Music for Music: Alev Lenz
Alev Lenz: Soul to Soul
By Dan Ursini © 2019
Alev Lenz is a German-Turkish pop singer-songwriter with a huge gift for orchestrating connections—among musicians, within the music itself, and between the composer and the listener. She has surfaced through important songwriting collaborations with the likes of sitar virtuoso Anoushka Shankar on the Grammy-nominated “Land of Gold.”
Her music is used in programs like Dark and Black Mirror.
She is a composer with exceptional vision and drive. The newly released album “3” documents her capacity for artistic innovation that illuminates the truth of her music and deepens her connection with her audience. It has a dozen songs, written mainly for voice, many under two minutes. The whole of it offers the listener an abundance of audacious musical ideas.
Lenz’s innovations start with the structures of the songs. Many pop composers are happy to take a song idea and finesse it into a conventional format. But with Lenz, the ideas come first; then the song’s form is shaped to enhance the message. This is not easy. Yet Lenz maintains, “I just LOVE the art of the song. And I am determined to deliver a song that holds and honors its meaning, that speaks in the form it needs to speak from.”
The music on “3’ shows her approach can have brilliant results. “The Runner” is composed of two radically different sections that, through deft arranging, share a strong sense of momentum. Here and elsewhere, Lenz does the lead vocals. The backgrounds are shared by Lenz along with the vocal group Roomful of Teeth. Lenz’s arranging is just as ambitious and inventive as her songwriting. The singers perform flawlessly.
A highlight of the album is “The Chair,” which is propelled by the tension between Lenz’s highly controlled vocal and the wild freewheeling background vocals. It is exceptionally fresh and powerful. Like many of Lenz’s songs, it has a video that is a remarkable two-minute dramatic adaptation of themes from the lyrics.
Songs built around an elaborate repeated melody, slowly paced, are a daunting challenge. So I am especially impressed by the mesmerizing “Splendid Soldiers.” It has a graceful, serpentine melody, with a vocal that is quiet, composed—yet incredibly intense.
Here and elsewhere there is a sonic ambiguity, an eeriness, that is a hallmark of Lenz’s music—which explains the compositions’ use in TV shows that entertain the supernatural and the speculative. Yet that quality is a component of a rich and varied harmonic sensibility that speaks to the timeless gray areas of the human condition: those disturbing stretches of unknown territory in our private lives. Lenz shows courage in extending the tonal palette of pop music in risky and truthful directions.

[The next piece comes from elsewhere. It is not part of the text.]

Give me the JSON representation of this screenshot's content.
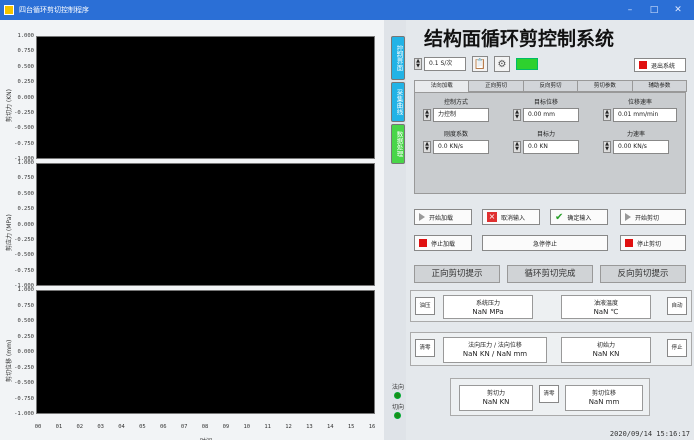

The lyrics of “Splendid Soldiers” are highly personal, fragmentary and layered. They are best understood as they come to you here and there over a period of time. That may be what Lenz hopes for, since it extends the life of her music in your mind. She says, “What a gift to be busy with crafting little lines and melodies for people to carry with them. What a beautiful way of being connected through time and space.”
What contributes most to making the album a triumph is Lenz’s voice. Its tone tells a story of living through an ordeal, one that has pushed the singer to the absolute limit. Positioned at the edge, she yet maintains complete composure, displaying impeccable phrasing and timing. Lenz conveys the whole spectrum of response to life in a crucible: anger, sharp wit, and desperation; tenderness and warm longing; and an invincible determination to connect. Be ready to experience a soul-to-soul connection.